Banda Aceh (KANALACEH.COM) – Ketua Komisi I Dewan Perwakilan Rakyat Aceh (DPRA), Teungku Muharuddin, mengecam keras aksi anarkis yang dilakukan aparat keamanan di Aceh Utara terhadap konvoi massa dari Pidie yang membawa bantuan ke Aceh Tamiang.
Menurutnya, tindakan kekerasan terhadap massa yang juga mengibarkan Bendera Bulan Bintang itu bisa memperburuk keadaan dan mengganggu stabilitas keamanan serta perdamaian Aceh.
Massa itu, kata dia bertujuan untuk membawa bantuan bagi korban bencana di Aceh Tamiang. Selain itu, massa lainnya yang juga menggelar aksi hanya menuntut pemerintah pusat untuk menetapkan status bencana nasional.
“Dengan harapan penanganan korban bencana bisa dilakukan cepat dan maksimal,” kata Teungku Muharuddin menanggapi beredarnya sejumlah video di media sosial terkait kekerasan aparat keamanan terhadap warga Aceh yang ingin membawa bantuan ke Aceh Tamiang, Jum’at (26/12/2025).
Teungku Muharuddin menilai, pengibaran Bendera Bulan Bintang yang telah ditetapkan sebagai Bendera Aceh sesuai Qanun Bendera dan Lambang Aceh, yang dilakukan masyarakat Aceh hari ini bukan sebagai bentuk makar, melainkan hanya sebagai bentuk kekecewaan rakyat Aceh terhadap pemerintah pusat yang dinilai lamban menangani bencana Aceh.
“Sampai saat ini masih ada korban bencana yang minim bantuan dan masih ada wilayah terisolir.

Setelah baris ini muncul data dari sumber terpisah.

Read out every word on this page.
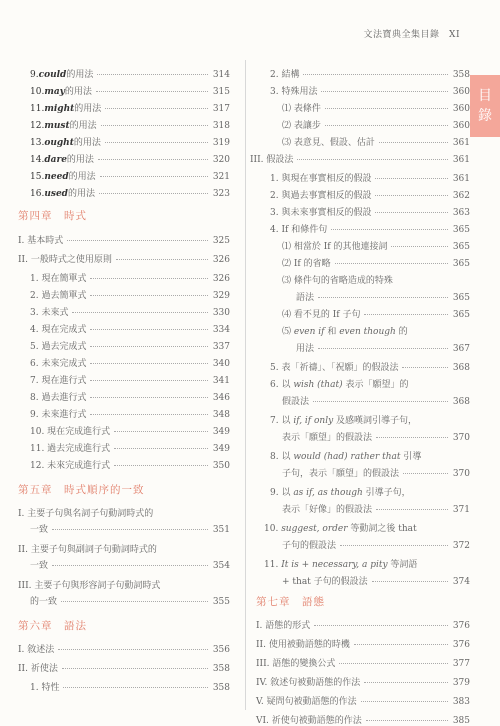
文法寶典全集目錄　XI
目
錄
9. could 的用法	314
10. may 的用法	315
11. might 的用法	317
12. must 的用法	318
13. ought 的用法	319
14. dare 的用法	320
15. need 的用法	321
16. used 的用法	323
第四章　時式
I. 基本時式	325
II. 一般時式之使用原則	326
1. 現在簡單式	326
2. 過去簡單式	329
3. 未來式	330
4. 現在完成式	334
5. 過去完成式	337
6. 未來完成式	340
7. 現在進行式	341
8. 過去進行式	346
9. 未來進行式	348
10. 現在完成進行式	349
11. 過去完成進行式	349
12. 未來完成進行式	350
第五章　時式順序的一致
I. 主要子句與名詞子句動詞時式的
一致	351
II. 主要子句與副詞子句動詞時式的
一致	354
III. 主要子句與形容詞子句動詞時式
的一致	355
第六章　語法
I. 敘述法	356
II. 祈使法	358
1. 特性	358
2. 結構	358
3. 特殊用法	360
⑴ 表條件	360
⑵ 表讓步	360
⑶ 表意見、假設、估計	361
III. 假設法	361
1. 與現在事實相反的假設	361
2. 與過去事實相反的假設	362
3. 與未來事實相反的假設	363
4. If 和條件句	365
⑴ 相當於 If 的其他連接詞	365
⑵ If 的省略	365
⑶ 條件句的省略造成的特殊
語法	365
⑷ 看不見的 If 子句	365
⑸ even if 和 even though 的
用法	367
5. 表「祈禱」、「祝願」的假設法	368
6. 以 wish (that) 表示「願望」的
假設法	368
7. 以 if, if only 及感嘆詞引導子句，
表示「願望」的假設法	370
8. 以 would (had) rather that 引導
子句，表示「願望」的假設法	370
9. 以 as if, as though 引導子句，
表示「好像」的假設法	371
10. suggest, order 等動詞之後 that
子句的假設法	372
11. It is + necessary, a pity 等詞語
+ that 子句的假設法	374
第七章　語態
I. 語態的形式	376
II. 使用被動語態的時機	376
III. 語態的變換公式	377
IV. 敘述句被動語態的作法	379
V. 疑問句被動語態的作法	383
VI. 祈使句被動語態的作法	385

Belum lagi sejumlah wilayah yang masih tertimbun lumpur dan gelondongan kayu juga masih berserakan di lokasi bencana, padahal sudah satu bulan,”
“Jadi rakyat Aceh hanya ingin penanganan bencana Aceh dibantu internasional, seperti tsunami dulu. Ini menyangkut nyawa saudara-saudara kami di lokasi bencana, bukan ada kepentingan lain,” tegas Teungku Muharuddin.
Politisi Partai Aceh ini menambahkan, seharusnya ekpresi kekecewaan masyarakat itu ditanggapi dengan kebijakan-kebijakan yang dapat menenangkan masyarakat atau secara persuasif.
Bukan justru dengan tindakan-tindakan anarkis yang memperburuk keadaan dan mengganggu stabilitas keamanan Aceh, serta mengancam perdamaian Aceh yang telah berjalan 20 tahun ini.
Teungku Muharuddin juga menyayangkan dalam penertiban keamanan massa kemarin, ada pimpinan TNI yang melontarkan kata-kata menyebut Bendera Aceh merupakan Bendera Separatis.
Menurutnya Aceh GAM telah bersedia berdamai sesuai Perjanjian Helsinki dan kembali bergabung dalam bingkai Negara Kesatuan Republik Indonesia (NKRI), maka tidak pantas jika masih disebut separatis karena akan mencederai makna dari perdamaian RI-GAM.
“Dalam penanganan massa dan penertiban keamanan juga yang harus dikedepankan itu kepolisian, ini bukan darurat militer yang harus TNI di depan. Apalagi melontarkan kata-kata ‘separatis’ seperti itu, ini salah kaprah,” tegas Mantan Juru Bicara GAM Wilayah Pasee ini.
“Jika aparat keamanan membiarkan saja massa lewat ke Aceh Tamiang mengantar bantuan, tentu mereka akan pulang juga dengan aman dan tertib. Kan bukan berarti ketika massa tiba di Aceh Tamiang, lalu Aceh Merdeka? sekali lagi saya tegaskan massa hanya ingin menolong saudara-saudara mereka yang tertimpa musibah, jadi tidak perlu diadang atau adanya tindakan yang berlebihan,” ungkap Teungku Muhar.
Ia berharap kepada petinggi-petinggi aparat keamanan di Aceh untuk dapat memberikan perintah dan pemahaman kepada aparat di lapangan agar dapat menahan diri dan menghadapi massa secara persuasif di lapangan.
“Yang paling penting kita semua harus menjaga Aceh tetap kondusif, agar keberlangsungan damai Aceh tetap berlangsung. Apalagi di tengah kondisi Aceh tertimpa musibah ini, kita harus sama-sama bergandengan tangan untuk fokus membantu para korban bencana,” ujarnya.